Logo, o isolamento trouxe reflexões e questionamentos sobre alguns pontos importantes no que diz respeito à dinâmica do trabalho:
- A produtividade estaria mesmo conectada ao número de horas trabalhadas?
- Qual seria o impacto ambiental de milhões de veículos fora das ruas nesse período?
- Houve alguma economia em termos de contas de energia elétrica, água e outros insumos?
- Estar no escritório realmente significa estar trabalhando?
Esses mesmos pontos já eram debatidos muito antes da pandemia. O empresário e filantropo Andrew Barnes, em seu Ted Talk intitulado “The 4 Day Week”, fala sobre produtividade.
Ele diz que “os britânicos são produtivos apenas durante duas horas e meia do dia”. Para os canadenses, o número é ainda menor: uma hora e meia. Portanto, reduzir o número de dias trabalhados em troca de maior foco e produtividade seria uma boa barganha, segundo ele.

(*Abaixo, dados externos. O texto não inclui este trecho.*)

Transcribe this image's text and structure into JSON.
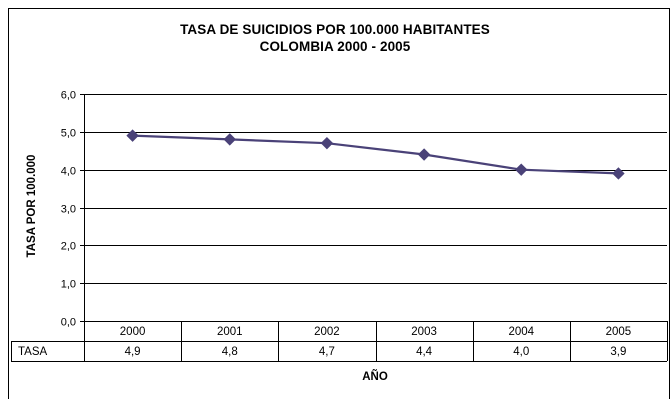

Barnes é o fundador da Perpetual Guardian, uma empresa neozelandesa do ramo de gestão patrimonial. Em 2018, a empresa lançou um projeto piloto com o objetivo de implementar a semana de 4 dias. O projeto é um sucesso desde então. Porém, a Nova Zelândia não foi o único país a aderir à semana de 4 dias.
Quais os principais países que aderiram à semana de 4 dias?
Os principais países que aderiram à semana de 4 dias são, em sua maioria, países europeus. Lugares como a Dinamarca, a França, a Espanha e até mesmo o Reino Unido estão entre os maiores entusiastas do encurtamento da semana.
Mas, foi na Islândia que a nova tendência encontrou seu maior adepto. Entre os anos de 2015 e 2019, o país conduziu um experimento nacional com a intenção de provar seu ponto. Para isso, 1% da população passou a trabalhar em escala 4×3.
O experimento resultou em alguns pontos consideráveis, tal como os sindicatos negociarem para que a redução das horas trabalhadas fosse permanente após o término do experimento. No entanto, sem prejuízo nos salários.
Além do sucesso na Europa, a semana de 4 dias cruzou as fronteiras. Os Emirados Árabes Unidos, por exemplo, foram o primeiro país a estabelecer a semana de 4 dias em escala institucional. Isso significa que as entidades governamentais e até o banco central aderiram à essa nova realidade.
Apesar dos dados globais apresentados, não foram apenas países que aderiram à semana de 4 dias. Muitas empresas privadas escolheram implementar essa nova modalidade.
E as principais empresas?
Além da Perpetual Guardian, outras empresas passaram a ter uma jornada semanal de 4 dias. Sua conterrânea neozelandesa, a Unilever, foi uma delas. Em 2020, a empresa iniciou um experimento com duração de 1 ano para avaliar os resultados da implementação.
E não para por aí: a rede de fast food norte-americana, Shake Shack, iniciou uma redução da jornada de trabalho para 32 horas semanais em 2020. O experimento manteve os salários intactos e englobou um terço das filiais da rede.
Caminhando na mesma direção, a Microsoft Japão conduziu um experimento da semana de 4 dias em 2019. Ele ocorreu durante o mês de agosto e resultou em um aumento de 40% na produtividade dos funcionários contemplados.
Ainda no Japão, a gigante tecnológica Panasonic anunciou a oferta da jornada de trabalho de 4 dias para funcionários interessados.
A semana de 4 dias tem algum impacto no salário do colaborador?
Não. Um dos principais objetivos da semana de 4 dias é o de assegurar o bem-estar do colaborador. Logo, a redução salarial não contribuiria para incentivar o funcionário a aderir a essa nova modalidade de trabalho de forma positiva.
A manutenção do salário dos trabalhadores foi, inclusive, um dos pontos-chave levantados por Andrew Barnes ao integrar a semana de 4 dias em sua empresa Perpetual Guardian. Assim como na Islândia, durante o período de 4 anos para sua implementação nacional.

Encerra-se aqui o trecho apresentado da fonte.